Чаппи («Робот по имени Чаппи», Нил Бломкамп, 2015)

 

В «Планете бурь» американский космонавт Керн, пуская в ход своего человекообразного робота Джона, утверждал: «Обыкновенный человек не может завоевывать эти дикие миры». А его советский коллега, видя, как тяжело даются роботу инопланетные ландшафты, сетовал: «Танкетка была бы практичнее!» Но правда в этом споре все же оставалась за мистером Керном: «Человек красивее». Робот Джон действительно исправно работал, венерианские ящеры были ему не помеха, а программы начала 1960-х годов еще не подразумевали возможности для бунта машин.

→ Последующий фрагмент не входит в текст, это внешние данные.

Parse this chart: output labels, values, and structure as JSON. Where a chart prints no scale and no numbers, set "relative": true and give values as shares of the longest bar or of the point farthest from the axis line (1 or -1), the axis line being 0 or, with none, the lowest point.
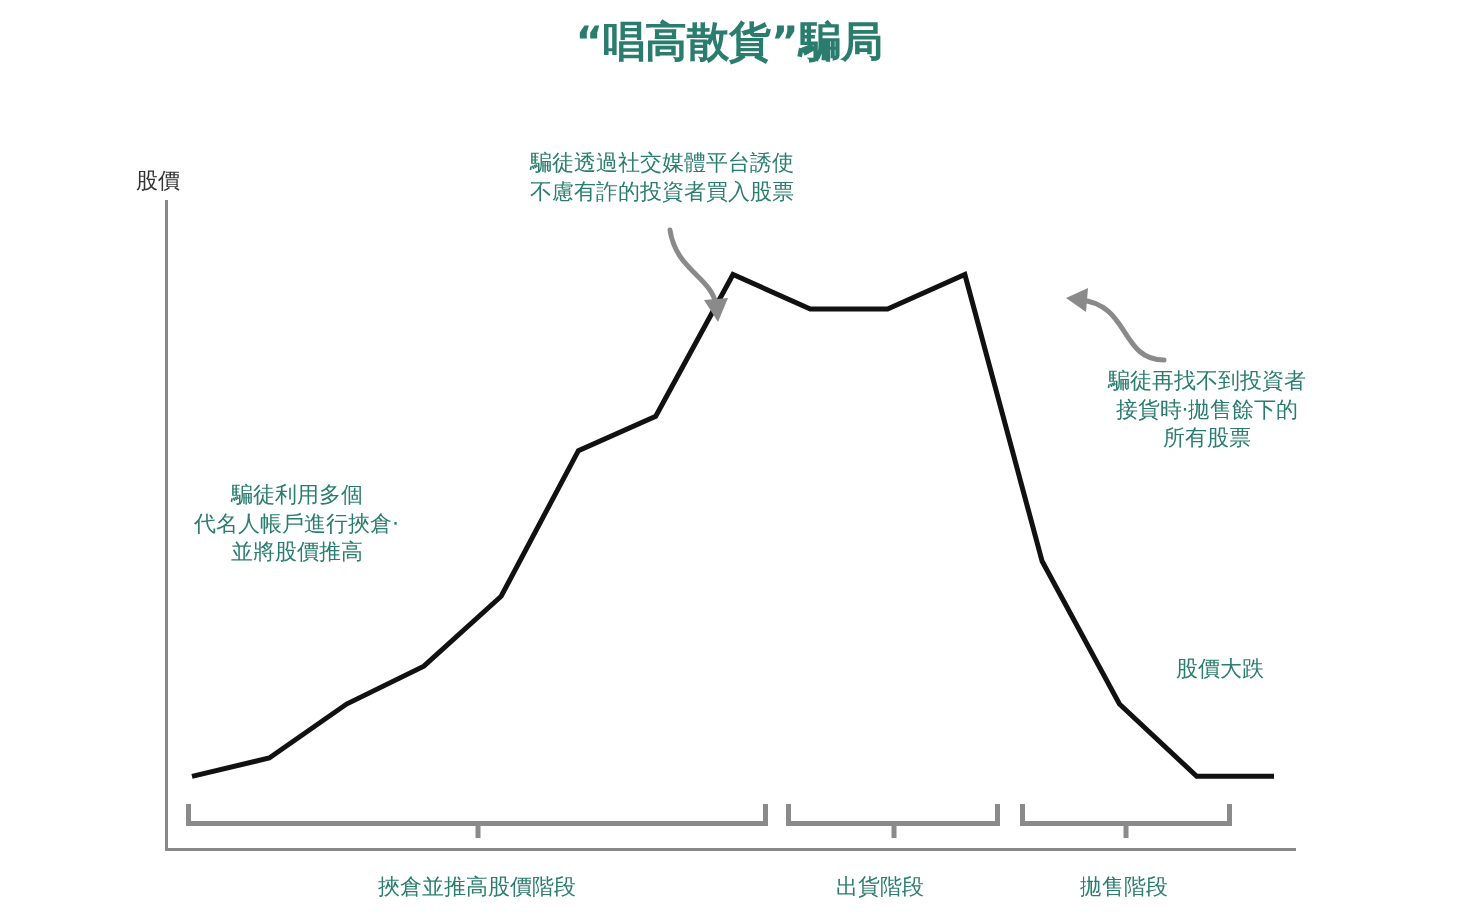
{
  "chart_data": {
    "type": "line",
    "title": "“唱高散貨”騙局",
    "ylabel": "股價",
    "relative": true,
    "categories": [
      null,
      null,
      null,
      null,
      null,
      null,
      null,
      null,
      null,
      null,
      null,
      null,
      null,
      null,
      null
    ],
    "series": [
      {
        "color": "#111111",
        "values": [
          0.125,
          0.157,
          0.251,
          0.317,
          0.439,
          0.693,
          0.753,
          1,
          0.94,
          0.94,
          1,
          0.5,
          0.251,
          0.125,
          0.125
        ]
      }
    ],
    "annotations": [
      "騙徒透過社交媒體平台誘使不慮有詐的投資者買入股票",
      "騙徒再找不到投資者接貨時·拋售餘下的所有股票",
      "騙徒利用多個代名人帳戶進行挾倉·並將股價推高",
      "股價大跌",
      "挾倉並推高股價階段",
      "出貨階段",
      "拋售階段"
    ],
    "grid": false,
    "marker": "none",
    "line_style": "solid"
  }
}
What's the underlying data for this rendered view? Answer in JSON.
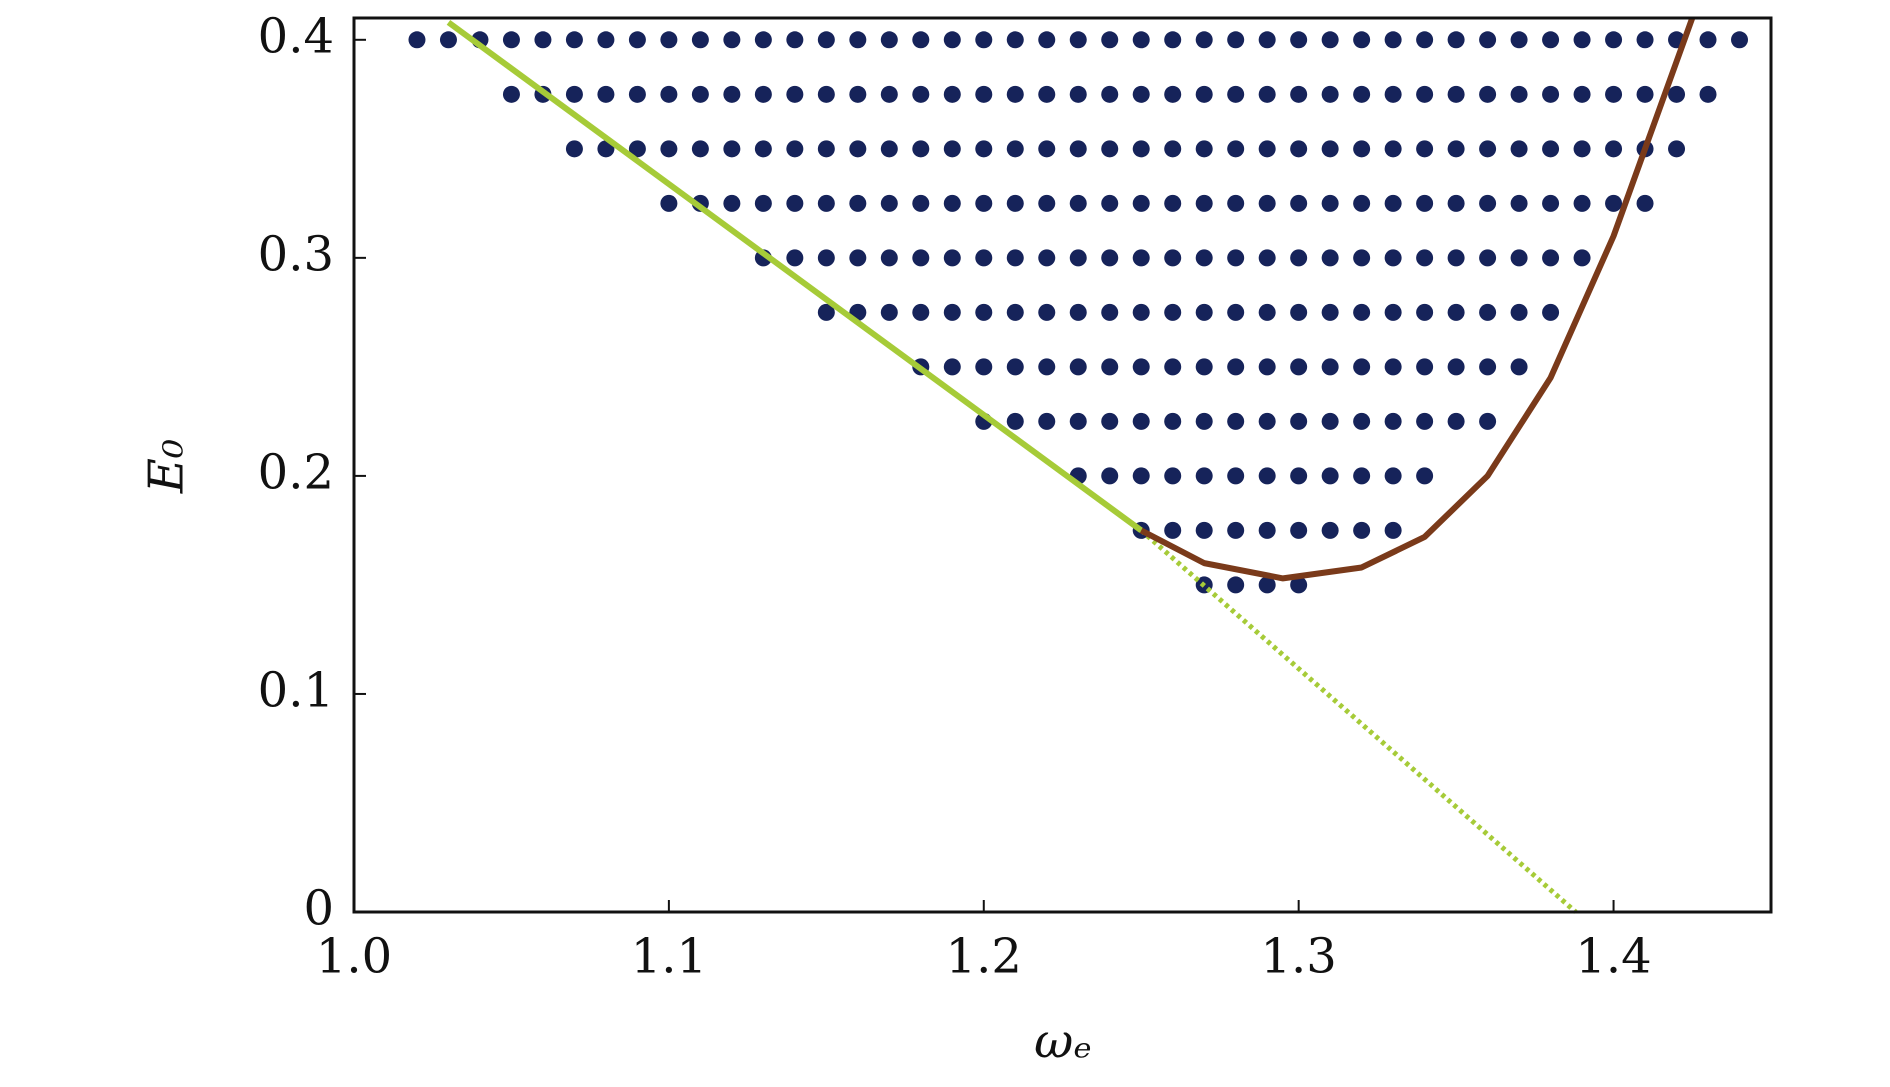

Как бы ни развивались техника и ее дизайн, человеку всегда будет нужен человек. Интуитивно понятно, почему человек так любит играть в Бога, создавая в роботе себе подобного, хотя уже сам человеческий облик, кажется, сулит опасность. Антропоморфное тело обрекает машину на антропоморфные ошибки и пороки. Чем человечней робот, тем больше он пугает: не велик спрос с Джона из «Планеты бурь» или с C3-PO. Их грехи невесомы: один неуклюж сверх меры, другой сверх меры болтлив. Но пройдет совсем немного времени, и антропоморфный робот станет врагом. Смертельным ядом сочится Эш из «Чужого», жутковатая «человечность» которого заявлена прямо в имени: он — прах (ash). Из праха вышел, в прах обратится.

Смертность — одно из свойств человеческой природы — обрекает на безумие и убийства репликантов из другого фильма Ридли Скотта «Бегущий по лезвию». Робот может стать неотличимо похожим на человека, может успешно носить его маску, но вместе с этим сходством он позаимствует все человеческие недостатки, впитает страшные свойства человеческой натуры: он обретет талант к лжи и мимикрии, страсть к выживанию, гордыню. И даже в пороке он будет идеальнее своего создателя. Как актер байопика неизбежно эффектнее того человека, которого он играет. До сути человекоподобного робота-актера добраться почти невозможно (даже если это ребенок, как в «Искусственном разуме»). Что спрятано у него внутри, подскажет только тот, кто его программировал. Он может казаться другом, а оказаться врагом. В нем все обман: ведь он выдает себя за того, кем не является. Непроницаемость искусственного человека становится предпосылкой для детективного сюжета в «Я, робот» Пройаса, отливает главной загадкой в «Бегущем по лезвию». Ложь трансформированной Марии становится точкой отсчета трагедии в «Метрополисе».

 

Советский андроид

 

Роберт («Его звали Роберт», реж. Илья Ольшвангер, 1967)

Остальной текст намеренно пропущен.